The magnetic loop indeed is great, but wouldn't work too well in an attic unless you have some way to turn the capacitor remotely.. I'm not sure I would let a teenager play with an antenna that produces 2000V even at QRP levels... And all that RF, I don't know... They work well for sure, I'll say that much. There is nothing that size that's as efficient, that I know of... A dipole might be your best best. A Buddistick might work too, set it up outside to operate, take it down when you're done..

Gil.

cockpitbob

Thanks guys.  After reading Gil's adventures with mag loop antennas I almost used this as an excuse to make one.  I've seen set-ups with a 12V gear motor to turn the capacitor and a simple on-off-on switch to control the motor for tuning, but I figure the kid will use it more if he has a no-tune antenna.  Fortunately I don't have any CC&Rs or HOA restrictions and I have lots of 75' tall trees.  I just don't feel like stringing another wire antenna and dealing with lightning protection and getting the wire into the bedroom.  I love my kid, but everything has limits.  Besides, I have a feeling it won't get used much.
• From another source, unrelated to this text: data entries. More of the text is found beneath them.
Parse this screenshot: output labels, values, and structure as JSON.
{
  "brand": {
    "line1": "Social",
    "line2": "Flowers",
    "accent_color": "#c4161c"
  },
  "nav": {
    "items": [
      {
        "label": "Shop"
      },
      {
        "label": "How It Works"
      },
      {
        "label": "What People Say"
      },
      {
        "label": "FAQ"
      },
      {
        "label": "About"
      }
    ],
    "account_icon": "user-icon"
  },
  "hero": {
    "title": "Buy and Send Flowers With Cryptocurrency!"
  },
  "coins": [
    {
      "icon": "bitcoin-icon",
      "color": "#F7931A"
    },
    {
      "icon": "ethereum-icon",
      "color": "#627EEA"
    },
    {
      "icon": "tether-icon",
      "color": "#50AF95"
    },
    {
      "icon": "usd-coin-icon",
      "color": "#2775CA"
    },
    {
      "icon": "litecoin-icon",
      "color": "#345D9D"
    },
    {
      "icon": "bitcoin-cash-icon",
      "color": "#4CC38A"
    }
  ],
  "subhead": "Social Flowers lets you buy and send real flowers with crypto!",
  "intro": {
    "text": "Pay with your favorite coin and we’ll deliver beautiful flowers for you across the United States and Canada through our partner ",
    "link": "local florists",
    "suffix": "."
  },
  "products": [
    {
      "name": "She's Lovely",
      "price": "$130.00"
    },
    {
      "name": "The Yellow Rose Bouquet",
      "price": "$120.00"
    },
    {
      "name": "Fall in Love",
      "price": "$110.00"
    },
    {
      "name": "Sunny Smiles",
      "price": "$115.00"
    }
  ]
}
The attic is standard wood construction with composite shingles so I think I'm good to go.  When I get it strung I'll post a comparison between it and my basement shack's 180' random wire up 60'. 

Geek

Sorry for reopening an old thread, but it always seems to make more sense than starting a new one on the same topic.

I have a large, open attic with very little in the way.  I am debating about where to put an antenna and I see this as one of the options.  This disadvantages seem to be limitations to power to use the attic safely, loss through the roof, and limits on the length of wire that could be run.  Advantages would be easy access and stealth.

What am I overlooking?

gil

Hello Geek,

I wouldn't worry too much about power... The biggest challenge with any HF antenna I have found is size. The bigger the better... Especially if you want to get down to 40 and 80m. My 6' loop goes down to 40m, but at the price of a very narrow bandwidth. I have worked Russia on 5W with it, so I know it works well. A 64ft. wire antenna is not easy to fit in an attic, unless you have a big house. 20m and above is much easier. I guess you could set-up a horizontal loop around the top part of the house, that's another option.. Higher is better. My loop is inside the house on the second floor, and it makes a big difference. Use a tuner if oyu have to, but try to avoid it.

Gil.

Geek

Quote from: gil on June 26, 2013, 02:20:20 pm
Hello Geek,

I wouldn't worry too much about power... The biggest challenge with any HF antenna I have found is size. The bigger the better... Especially if you want to get down to 40 and 80m. My 6' loop goes down to 40m, but at the price of a very narrow bandwidth. I have worked Russia on 5W with it, so I know it works well. A 64ft. wire antenna is not easy to fit in an attic, unless you have a big house. 20m and above is much easier. I guess you could set-up a horizontal loop around the top part of the house, that's another option.. Higher is better. My loop is inside the house on the second floor, and it makes a big difference. Use a tuner if oyu have to, but try to avoid it.

Gil.

How long a wire are you using with the horizontal loop?  I have a pretty large space, though I haven't measured it and the attic is above the second floor.

I was expecting to need a tuner.  Why do you suggest avoiding the tuner?